Monday, November 14, 2011

A new ministry

I've been involved in music ministry at church since I was 13 years old - 17 years. I loved it. It was definitely my calling. The choir was also instrumental (no pun intended) in developing my relationship with Victor.

Whenever the parable of the talents came up at mass, I thought to myself, "I'm good. I'm doing my music thing."

When I had Darian, we stopped. On top of the fact that we live farther away from the church now, it's just too impractical to commit to Thursday night rehearsals which conflict with his bedtime, too hectic to try to get to the church for the hour-long warmup before mass, and too difficult to try to keep him quiet up there in the choir loft.

I've kind of lamented the fact that I'm done with it for now. I keep thinking, "We could join the choir again in a couple of months..."

This past Sunday, sitting in the congregation, I realized that I've spent all those years behind the piano losing touch with the liturgy.
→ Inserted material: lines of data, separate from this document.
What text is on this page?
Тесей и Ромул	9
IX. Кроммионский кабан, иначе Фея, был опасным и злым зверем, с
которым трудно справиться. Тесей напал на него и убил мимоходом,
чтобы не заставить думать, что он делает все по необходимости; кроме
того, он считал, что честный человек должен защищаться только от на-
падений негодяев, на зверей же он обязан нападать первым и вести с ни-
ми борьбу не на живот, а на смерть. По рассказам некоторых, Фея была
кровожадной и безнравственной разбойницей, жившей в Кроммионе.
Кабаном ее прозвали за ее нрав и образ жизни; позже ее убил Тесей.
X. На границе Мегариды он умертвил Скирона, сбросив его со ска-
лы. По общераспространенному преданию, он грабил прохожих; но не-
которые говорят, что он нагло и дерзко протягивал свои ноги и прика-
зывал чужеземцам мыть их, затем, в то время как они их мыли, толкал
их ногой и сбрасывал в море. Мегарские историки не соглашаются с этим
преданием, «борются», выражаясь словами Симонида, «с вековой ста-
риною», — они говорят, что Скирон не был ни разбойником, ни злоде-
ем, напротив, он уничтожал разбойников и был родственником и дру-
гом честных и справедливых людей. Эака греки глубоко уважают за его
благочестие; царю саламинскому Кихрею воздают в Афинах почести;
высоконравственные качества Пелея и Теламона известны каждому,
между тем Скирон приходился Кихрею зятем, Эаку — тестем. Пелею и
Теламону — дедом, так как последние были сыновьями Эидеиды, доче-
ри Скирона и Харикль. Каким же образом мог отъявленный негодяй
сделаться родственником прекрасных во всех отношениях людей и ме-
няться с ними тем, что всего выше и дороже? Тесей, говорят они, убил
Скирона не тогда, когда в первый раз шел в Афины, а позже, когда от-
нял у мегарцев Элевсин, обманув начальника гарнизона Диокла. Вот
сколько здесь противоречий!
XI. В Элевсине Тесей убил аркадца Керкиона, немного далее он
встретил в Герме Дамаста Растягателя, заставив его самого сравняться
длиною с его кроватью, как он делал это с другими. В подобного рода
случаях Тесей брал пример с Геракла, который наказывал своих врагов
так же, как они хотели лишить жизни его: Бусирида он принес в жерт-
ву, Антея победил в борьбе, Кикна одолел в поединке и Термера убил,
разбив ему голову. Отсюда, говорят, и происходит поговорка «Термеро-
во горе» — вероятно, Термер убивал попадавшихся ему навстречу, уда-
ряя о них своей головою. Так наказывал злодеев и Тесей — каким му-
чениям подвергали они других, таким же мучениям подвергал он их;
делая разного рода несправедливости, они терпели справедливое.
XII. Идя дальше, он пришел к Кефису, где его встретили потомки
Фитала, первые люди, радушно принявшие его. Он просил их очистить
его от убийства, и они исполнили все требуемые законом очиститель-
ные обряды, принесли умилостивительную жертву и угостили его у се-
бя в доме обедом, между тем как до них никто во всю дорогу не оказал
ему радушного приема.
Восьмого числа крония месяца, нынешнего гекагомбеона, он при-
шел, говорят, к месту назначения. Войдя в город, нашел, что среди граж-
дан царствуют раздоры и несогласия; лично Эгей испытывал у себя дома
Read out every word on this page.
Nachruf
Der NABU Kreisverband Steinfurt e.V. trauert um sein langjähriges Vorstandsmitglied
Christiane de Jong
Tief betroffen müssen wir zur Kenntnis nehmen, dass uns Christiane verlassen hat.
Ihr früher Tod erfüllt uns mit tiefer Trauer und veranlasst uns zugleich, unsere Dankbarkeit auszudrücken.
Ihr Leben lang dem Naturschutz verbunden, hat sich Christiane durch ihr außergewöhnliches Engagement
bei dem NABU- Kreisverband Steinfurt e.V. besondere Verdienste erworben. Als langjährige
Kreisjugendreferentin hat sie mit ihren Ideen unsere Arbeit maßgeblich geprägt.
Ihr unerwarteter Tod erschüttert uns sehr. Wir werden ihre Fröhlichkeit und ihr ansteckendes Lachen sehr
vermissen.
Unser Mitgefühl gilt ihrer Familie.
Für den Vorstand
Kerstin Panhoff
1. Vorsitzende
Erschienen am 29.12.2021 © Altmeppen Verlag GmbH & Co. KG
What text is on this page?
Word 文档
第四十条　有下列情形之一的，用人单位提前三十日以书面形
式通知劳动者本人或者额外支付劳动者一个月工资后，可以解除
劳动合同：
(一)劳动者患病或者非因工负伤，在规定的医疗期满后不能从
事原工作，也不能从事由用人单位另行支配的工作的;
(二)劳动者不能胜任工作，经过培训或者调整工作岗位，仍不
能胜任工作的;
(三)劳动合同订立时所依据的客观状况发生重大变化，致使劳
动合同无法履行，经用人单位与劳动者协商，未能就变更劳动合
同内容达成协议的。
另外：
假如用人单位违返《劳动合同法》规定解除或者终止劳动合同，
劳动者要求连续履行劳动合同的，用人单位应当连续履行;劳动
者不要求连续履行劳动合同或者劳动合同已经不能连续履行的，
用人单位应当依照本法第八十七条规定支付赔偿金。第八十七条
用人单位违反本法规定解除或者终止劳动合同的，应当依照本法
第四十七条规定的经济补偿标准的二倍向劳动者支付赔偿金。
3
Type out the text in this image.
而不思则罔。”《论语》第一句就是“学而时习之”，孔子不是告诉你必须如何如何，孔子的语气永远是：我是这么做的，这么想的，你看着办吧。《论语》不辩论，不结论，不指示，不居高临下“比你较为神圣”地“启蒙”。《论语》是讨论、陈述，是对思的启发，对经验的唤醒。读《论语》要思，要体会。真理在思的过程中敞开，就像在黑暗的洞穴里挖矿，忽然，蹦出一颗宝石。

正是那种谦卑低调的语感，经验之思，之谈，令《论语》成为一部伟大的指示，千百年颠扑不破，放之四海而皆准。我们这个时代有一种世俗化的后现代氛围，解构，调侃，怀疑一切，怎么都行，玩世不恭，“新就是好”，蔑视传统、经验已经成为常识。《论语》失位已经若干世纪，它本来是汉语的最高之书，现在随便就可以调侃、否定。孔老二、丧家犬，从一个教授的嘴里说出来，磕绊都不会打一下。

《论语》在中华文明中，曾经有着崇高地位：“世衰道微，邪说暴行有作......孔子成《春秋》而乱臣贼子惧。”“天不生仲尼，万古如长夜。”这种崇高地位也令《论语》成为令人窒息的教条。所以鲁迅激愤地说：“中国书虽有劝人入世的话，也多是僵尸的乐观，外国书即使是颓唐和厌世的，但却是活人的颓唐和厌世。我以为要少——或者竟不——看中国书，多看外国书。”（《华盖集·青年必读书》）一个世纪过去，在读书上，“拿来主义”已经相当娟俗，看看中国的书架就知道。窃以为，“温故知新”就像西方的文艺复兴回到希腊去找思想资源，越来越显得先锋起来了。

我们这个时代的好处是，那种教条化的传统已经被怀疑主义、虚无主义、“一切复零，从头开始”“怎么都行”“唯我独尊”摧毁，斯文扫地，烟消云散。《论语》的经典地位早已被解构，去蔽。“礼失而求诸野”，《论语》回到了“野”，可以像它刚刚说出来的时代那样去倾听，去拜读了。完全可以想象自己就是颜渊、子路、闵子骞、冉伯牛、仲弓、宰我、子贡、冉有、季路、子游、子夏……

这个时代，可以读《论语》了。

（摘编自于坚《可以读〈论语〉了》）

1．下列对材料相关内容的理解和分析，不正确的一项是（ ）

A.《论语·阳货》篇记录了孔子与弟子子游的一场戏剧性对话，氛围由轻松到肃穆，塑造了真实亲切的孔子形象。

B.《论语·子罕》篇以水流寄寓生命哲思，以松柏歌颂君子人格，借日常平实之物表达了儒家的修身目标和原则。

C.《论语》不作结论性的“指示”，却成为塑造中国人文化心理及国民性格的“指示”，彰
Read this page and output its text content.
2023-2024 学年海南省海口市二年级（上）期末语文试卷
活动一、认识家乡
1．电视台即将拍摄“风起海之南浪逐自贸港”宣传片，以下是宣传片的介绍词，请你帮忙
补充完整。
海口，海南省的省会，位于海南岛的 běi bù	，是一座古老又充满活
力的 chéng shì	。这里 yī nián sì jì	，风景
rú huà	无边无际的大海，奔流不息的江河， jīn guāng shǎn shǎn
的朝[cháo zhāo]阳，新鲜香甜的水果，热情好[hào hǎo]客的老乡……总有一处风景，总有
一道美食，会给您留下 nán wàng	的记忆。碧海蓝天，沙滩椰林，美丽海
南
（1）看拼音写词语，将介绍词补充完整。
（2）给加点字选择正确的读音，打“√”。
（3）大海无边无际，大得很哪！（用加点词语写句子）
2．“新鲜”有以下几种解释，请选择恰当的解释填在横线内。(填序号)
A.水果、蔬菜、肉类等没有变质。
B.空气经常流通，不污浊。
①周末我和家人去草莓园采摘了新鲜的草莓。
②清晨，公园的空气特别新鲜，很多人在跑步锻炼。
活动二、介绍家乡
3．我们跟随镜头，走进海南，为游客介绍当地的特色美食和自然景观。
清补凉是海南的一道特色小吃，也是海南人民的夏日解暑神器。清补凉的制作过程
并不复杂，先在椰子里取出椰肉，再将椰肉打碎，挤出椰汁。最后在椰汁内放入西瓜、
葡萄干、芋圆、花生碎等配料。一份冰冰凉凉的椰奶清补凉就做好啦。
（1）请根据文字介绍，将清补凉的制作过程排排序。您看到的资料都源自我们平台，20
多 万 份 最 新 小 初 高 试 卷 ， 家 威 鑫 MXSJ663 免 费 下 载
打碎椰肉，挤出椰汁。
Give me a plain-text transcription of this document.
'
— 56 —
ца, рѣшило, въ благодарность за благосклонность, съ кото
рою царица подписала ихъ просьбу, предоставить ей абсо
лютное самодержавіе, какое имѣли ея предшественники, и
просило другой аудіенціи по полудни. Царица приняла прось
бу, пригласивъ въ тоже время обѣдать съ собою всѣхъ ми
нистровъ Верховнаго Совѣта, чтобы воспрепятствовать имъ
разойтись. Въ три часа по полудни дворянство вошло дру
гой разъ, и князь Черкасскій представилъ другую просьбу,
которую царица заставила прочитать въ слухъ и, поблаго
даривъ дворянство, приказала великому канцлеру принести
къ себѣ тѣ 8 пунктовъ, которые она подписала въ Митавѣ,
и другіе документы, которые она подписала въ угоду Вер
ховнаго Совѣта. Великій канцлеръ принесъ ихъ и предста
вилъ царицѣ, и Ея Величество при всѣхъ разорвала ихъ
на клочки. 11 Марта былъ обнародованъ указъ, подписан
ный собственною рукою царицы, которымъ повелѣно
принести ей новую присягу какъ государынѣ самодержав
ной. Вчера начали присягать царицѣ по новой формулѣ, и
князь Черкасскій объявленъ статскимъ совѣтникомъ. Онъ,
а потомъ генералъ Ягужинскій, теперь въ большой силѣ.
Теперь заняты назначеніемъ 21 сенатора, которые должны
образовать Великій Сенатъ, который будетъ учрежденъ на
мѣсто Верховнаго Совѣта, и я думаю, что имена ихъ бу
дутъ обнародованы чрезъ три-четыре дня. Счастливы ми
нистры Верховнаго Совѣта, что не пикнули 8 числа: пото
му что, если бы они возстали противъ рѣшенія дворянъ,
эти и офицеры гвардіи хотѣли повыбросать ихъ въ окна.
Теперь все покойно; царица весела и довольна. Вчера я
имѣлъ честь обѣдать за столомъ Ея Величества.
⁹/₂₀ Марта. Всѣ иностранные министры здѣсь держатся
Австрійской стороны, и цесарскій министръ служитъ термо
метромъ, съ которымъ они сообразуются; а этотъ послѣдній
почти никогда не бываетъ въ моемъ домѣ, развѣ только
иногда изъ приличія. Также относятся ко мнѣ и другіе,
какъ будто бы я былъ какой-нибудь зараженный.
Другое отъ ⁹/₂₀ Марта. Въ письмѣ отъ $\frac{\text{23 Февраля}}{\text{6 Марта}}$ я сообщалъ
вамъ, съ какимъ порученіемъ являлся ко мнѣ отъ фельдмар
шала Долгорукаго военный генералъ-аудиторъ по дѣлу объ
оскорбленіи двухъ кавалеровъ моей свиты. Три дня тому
For me personally, it's become hard to properly reflect on the readings, homily, and sacrament when I'm always on my toes for the next hymn to play. It had become sort of a performance.

Also, DH took Darian to the children's liturgy for the first time on Sunday. Apparently they had a really great time and we're looking forward to continuing that.

All of this is to say, I realized that my 'ministry' now is to raise my child in the church. Among other things that this child has brought me, I feel like God has given me the opportunity to get re-acquainted with the liturgy and my faith, and to start fresh through my baby's eyes.

And I am thankful for that.

Maybe one day when he is much older, we'll re-join the choir, but for now, I've finally made peace with the fact that I've moved on.